Gloria Steinem says she fears becoming the José Greco of feminism.
On May 8th, at the New York Women’s Foundation annual Celebrating Women Breakfast, Steinem was presented with the Century Award, however Steinem graciously deflected any praise stating that she wants to be a “Trojan horse” — acting as a vessel to shine a spotlight on modern day feminist champions.
“Sometimes I’m asked who am I passing the torch to,” she explained. “I always say I’m keeping my torch thank you very much. I’m using my torch to light other torches because unless each of us has a torch we can’t see where the hell we’re going.”
That morning, she along with the NYWF showcased the light shining brightly from amazing women working to make a difference. Over over 2,200 men and women gathered at the Marriott in Manhattan, raising $2 million to be distributed to women-led community based non-profits throughout New York City.
Soffiyah Elijah accepting her award at The New York Women’s Foundation 27th Annual Celebrating Women Breakfast.
Women like Bennie Edgerson who escaped domestic violence went on to become homeless but eventually found work and became an entrepreneur. Women like Soffiyah Elijah, who is the Executive Director of the Correctional Association of New York. Elijah shared the importance of being our “sister and our brother’s keeper” pointing out that while just four percent of the world’s women are incarcerated, 33 percent are in the United States.
President & CEO of The New York Women’s Foundation Ana Oliveira speaks onstage at The New York Womens Foundations 27th Annual Celebrating Women Breakfast at the Marriott Marquis on Thursday.
Ana L. Oliveira, the president and CEO of the New York Women’s Foundation riled the early morning crowd up with mention of the kidnapped Nigerian girls. She said the NYWF is looking to see how they can assist because we can’t leave it all to the government.
Oliveira described the breakfast as “a sitting march of our movement — there’s a humming for justice and for fairness.”
Then, came the moment for Gloria Steinem to receive her award. The presenter shared that while Steinem may have been shoved to the front of the movement for all the wrong reasons, she turned out to be the best person for the job.

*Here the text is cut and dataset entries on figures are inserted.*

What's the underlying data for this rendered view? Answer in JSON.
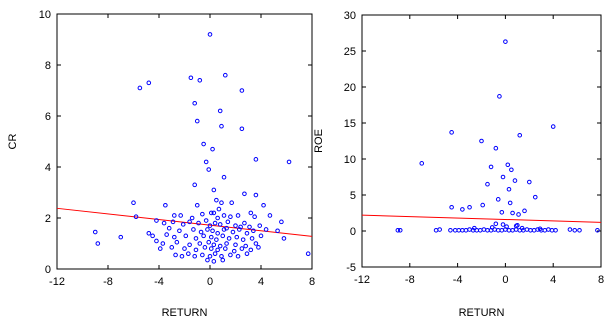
{
  "chart_data": [
    {
      "type": "scatter",
      "title": "",
      "xlabel": "RETURN",
      "ylabel": "CR",
      "xlim": [
        -12,
        8
      ],
      "ylim": [
        0,
        10
      ],
      "xticks": [
        -12,
        -8,
        -4,
        0,
        4,
        8
      ],
      "yticks": [
        0,
        2,
        4,
        6,
        8,
        10
      ],
      "grid": false,
      "marker_color": "#0000ff",
      "fit_line_color": "#ff0000",
      "fit_line": {
        "x": [
          -12,
          8
        ],
        "y": [
          2.38,
          1.28
        ]
      },
      "points": [
        [
          0,
          9.2
        ],
        [
          -5.5,
          7.1
        ],
        [
          -4.8,
          7.3
        ],
        [
          -1.5,
          7.5
        ],
        [
          -0.8,
          7.4
        ],
        [
          1.2,
          7.6
        ],
        [
          2.5,
          7.0
        ],
        [
          -1.2,
          6.5
        ],
        [
          0.8,
          6.2
        ],
        [
          -1,
          5.8
        ],
        [
          0.9,
          5.6
        ],
        [
          2.5,
          5.5
        ],
        [
          -0.5,
          4.9
        ],
        [
          0.2,
          4.7
        ],
        [
          -0.3,
          4.2
        ],
        [
          3.6,
          4.3
        ],
        [
          6.2,
          4.2
        ],
        [
          -0.1,
          3.9
        ],
        [
          1.1,
          3.6
        ],
        [
          -1.2,
          3.3
        ],
        [
          0.3,
          3.1
        ],
        [
          2.7,
          2.95
        ],
        [
          3.6,
          2.9
        ],
        [
          -6,
          2.6
        ],
        [
          -3.5,
          2.5
        ],
        [
          -1,
          2.5
        ],
        [
          0.5,
          2.7
        ],
        [
          0.9,
          2.6
        ],
        [
          1.7,
          2.6
        ],
        [
          4.2,
          2.5
        ],
        [
          -2.8,
          2.1
        ],
        [
          -2.3,
          2.1
        ],
        [
          -0.6,
          2.15
        ],
        [
          0.1,
          2.2
        ],
        [
          0.3,
          2.2
        ],
        [
          0.6,
          2.0
        ],
        [
          1.1,
          2.1
        ],
        [
          1.6,
          2.05
        ],
        [
          2.2,
          2.1
        ],
        [
          3.2,
          2.2
        ],
        [
          3.5,
          2.05
        ],
        [
          4.7,
          2.1
        ],
        [
          -5.8,
          2.05
        ],
        [
          -4.2,
          1.9
        ],
        [
          -3.6,
          1.8
        ],
        [
          -2.9,
          1.85
        ],
        [
          -2.1,
          1.75
        ],
        [
          -1.6,
          1.85
        ],
        [
          -0.9,
          1.8
        ],
        [
          -0.3,
          1.9
        ],
        [
          0,
          1.7
        ],
        [
          0.4,
          1.8
        ],
        [
          0.8,
          1.75
        ],
        [
          1.4,
          1.85
        ],
        [
          2.0,
          1.7
        ],
        [
          2.7,
          1.8
        ],
        [
          3.1,
          1.65
        ],
        [
          3.9,
          1.7
        ],
        [
          5.6,
          1.85
        ],
        [
          -3.2,
          1.6
        ],
        [
          -2.4,
          1.5
        ],
        [
          -1.3,
          1.55
        ],
        [
          -0.7,
          1.45
        ],
        [
          -0.2,
          1.55
        ],
        [
          0.2,
          1.5
        ],
        [
          0.6,
          1.4
        ],
        [
          1.1,
          1.55
        ],
        [
          1.8,
          1.45
        ],
        [
          2.3,
          1.55
        ],
        [
          2.9,
          1.4
        ],
        [
          3.4,
          1.5
        ],
        [
          4.4,
          1.55
        ],
        [
          5.3,
          1.5
        ],
        [
          -9,
          1.45
        ],
        [
          -4.8,
          1.4
        ],
        [
          -4.5,
          1.3
        ],
        [
          -3.4,
          1.35
        ],
        [
          -2.8,
          1.25
        ],
        [
          -1.9,
          1.3
        ],
        [
          -1.1,
          1.2
        ],
        [
          -0.5,
          1.3
        ],
        [
          0.1,
          1.25
        ],
        [
          0.5,
          1.15
        ],
        [
          1.0,
          1.3
        ],
        [
          1.5,
          1.2
        ],
        [
          2.1,
          1.25
        ],
        [
          2.6,
          1.15
        ],
        [
          3.3,
          1.2
        ],
        [
          4.0,
          1.3
        ],
        [
          5.8,
          1.2
        ],
        [
          -7,
          1.25
        ],
        [
          -4.2,
          1.1
        ],
        [
          -3.7,
          1.0
        ],
        [
          -2.6,
          1.05
        ],
        [
          -1.6,
          0.95
        ],
        [
          -0.8,
          1.0
        ],
        [
          -0.1,
          1.05
        ],
        [
          0.3,
          0.95
        ],
        [
          0.8,
          0.9
        ],
        [
          1.3,
          1.0
        ],
        [
          2.0,
          0.95
        ],
        [
          2.8,
          0.9
        ],
        [
          3.6,
          1.0
        ],
        [
          -8.8,
          1.0
        ],
        [
          -3.9,
          0.8
        ],
        [
          -3.0,
          0.85
        ],
        [
          -2.0,
          0.8
        ],
        [
          -1.1,
          0.75
        ],
        [
          -0.4,
          0.85
        ],
        [
          0.1,
          0.8
        ],
        [
          0.6,
          0.75
        ],
        [
          1.2,
          0.8
        ],
        [
          1.9,
          0.7
        ],
        [
          2.5,
          0.8
        ],
        [
          3.2,
          0.75
        ],
        [
          3.8,
          0.85
        ],
        [
          -2.7,
          0.55
        ],
        [
          -2.2,
          0.5
        ],
        [
          -1.7,
          0.6
        ],
        [
          -1.2,
          0.5
        ],
        [
          -0.6,
          0.55
        ],
        [
          0.0,
          0.5
        ],
        [
          0.4,
          0.6
        ],
        [
          0.9,
          0.5
        ],
        [
          1.6,
          0.55
        ],
        [
          2.2,
          0.5
        ],
        [
          2.9,
          0.6
        ],
        [
          7.7,
          0.6
        ],
        [
          -0.2,
          0.35
        ],
        [
          0.3,
          0.3
        ],
        [
          1.0,
          0.35
        ],
        [
          2.4,
          1.65
        ],
        [
          -1.4,
          2.0
        ],
        [
          0.7,
          2.35
        ],
        [
          1.3,
          1.6
        ]
      ]
    },
    {
      "type": "scatter",
      "title": "",
      "xlabel": "RETURN",
      "ylabel": "ROE",
      "xlim": [
        -12,
        8
      ],
      "ylim": [
        -5,
        30
      ],
      "xticks": [
        -12,
        -8,
        -4,
        0,
        4,
        8
      ],
      "yticks": [
        -5,
        0,
        5,
        10,
        15,
        20,
        25,
        30
      ],
      "grid": false,
      "marker_color": "#0000ff",
      "fit_line_color": "#ff0000",
      "fit_line": {
        "x": [
          -12,
          8
        ],
        "y": [
          2.2,
          1.2
        ]
      },
      "points": [
        [
          0,
          26.3
        ],
        [
          -0.5,
          18.7
        ],
        [
          4,
          14.5
        ],
        [
          -4.5,
          13.7
        ],
        [
          1.2,
          13.3
        ],
        [
          -2,
          12.5
        ],
        [
          -0.8,
          11.5
        ],
        [
          0.2,
          9.2
        ],
        [
          -7,
          9.4
        ],
        [
          -1.2,
          8.9
        ],
        [
          0.5,
          8.5
        ],
        [
          -0.2,
          7.5
        ],
        [
          0.8,
          7.0
        ],
        [
          -1.5,
          6.5
        ],
        [
          2.0,
          6.8
        ],
        [
          0.3,
          5.8
        ],
        [
          2.5,
          4.7
        ],
        [
          -0.6,
          4.4
        ],
        [
          0.4,
          3.9
        ],
        [
          -1.9,
          3.6
        ],
        [
          -4.5,
          3.3
        ],
        [
          -3.6,
          3.0
        ],
        [
          -3.0,
          3.3
        ],
        [
          1.6,
          2.8
        ],
        [
          -0.3,
          2.6
        ],
        [
          0.6,
          2.5
        ],
        [
          1.1,
          2.3
        ],
        [
          -0.8,
          1.0
        ],
        [
          0.9,
          0.7
        ],
        [
          -9,
          0.1
        ],
        [
          -8.8,
          0.1
        ],
        [
          -5.8,
          0.1
        ],
        [
          -5.5,
          0.2
        ],
        [
          -4.6,
          0.1
        ],
        [
          -4.2,
          0.1
        ],
        [
          -3.9,
          0.1
        ],
        [
          -3.6,
          0.1
        ],
        [
          -3.3,
          0.1
        ],
        [
          -3.0,
          0.2
        ],
        [
          -2.7,
          0.1
        ],
        [
          -2.4,
          0.1
        ],
        [
          -2.1,
          0.1
        ],
        [
          -1.8,
          0.2
        ],
        [
          -1.5,
          0.1
        ],
        [
          -1.2,
          0.1
        ],
        [
          -0.9,
          0.2
        ],
        [
          -0.6,
          0.1
        ],
        [
          -0.3,
          0.1
        ],
        [
          0.0,
          0.2
        ],
        [
          0.3,
          0.1
        ],
        [
          0.6,
          0.1
        ],
        [
          0.9,
          0.2
        ],
        [
          1.2,
          0.1
        ],
        [
          1.5,
          0.1
        ],
        [
          1.8,
          0.2
        ],
        [
          2.1,
          0.1
        ],
        [
          2.4,
          0.1
        ],
        [
          2.7,
          0.2
        ],
        [
          3.0,
          0.1
        ],
        [
          3.3,
          0.1
        ],
        [
          3.6,
          0.2
        ],
        [
          3.9,
          0.1
        ],
        [
          4.2,
          0.1
        ],
        [
          5.4,
          0.2
        ],
        [
          5.8,
          0.1
        ],
        [
          6.2,
          0.1
        ],
        [
          7.7,
          0.1
        ],
        [
          -2.6,
          0.4
        ],
        [
          -1.1,
          0.5
        ],
        [
          0.1,
          0.6
        ],
        [
          1.4,
          0.4
        ],
        [
          2.9,
          0.3
        ],
        [
          -0.2,
          0.9
        ],
        [
          1.0,
          0.8
        ]
      ]
    }
  ]
}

Over 2,200 men and women attended the breakfast.
Steinem came out gracious and elegant. She wanted to simply speak about the amazing work that the women she knows are doing to push equality forward (who happen to be half her age). She also made sure to mention other women in the movement’s early days like Shirley Chisholm adding, “there were so few of us we were 12 crazy ladies.” However, at the request of the organizers, she also took a moment to reflect upon the progress of the Women’s Movement — what’s been done, and what still needs to be done.
On Equal Pay…
Steinem points out that the argument before was women don’t need the money and now it has majority support but it still hasn’t happened yet. “We still let companies profiteer off of women’s work. Equal pay would be the best economic stimulus this country could have. Women are not going to put it in a Swiss bank account they’re going to spend it.”
On Equality In General…
“We’ve proved that women can do what men can do but we have not yet proved that men can do what women can do. It’s impossible for anyone male or female to have it all if it means we are doing it all.”
“We have proved that rape is not sex, it’s violence.” But she explained we have nowhere proved that erotica is enforcing and empowering the violence. For that, she says we need to get angry.
On Civil Rights…
“The Civil Rights movement inspired the women’s movement. Native American women inspired the suffrage movement. Racism cannot be defeated without equality for women. It is not possible to be a feminist without being anti-racist.”
On Domestic Violence…
“It is a serious time. It is a dangerous time. We need to get angry we need to do something. More girlfriends have been killed by their husbands and boyfriends than Americans killed on 9/11, in Iraq, or Afghanistan combined,” said Steinem who referred to it as “domestic terrorism.”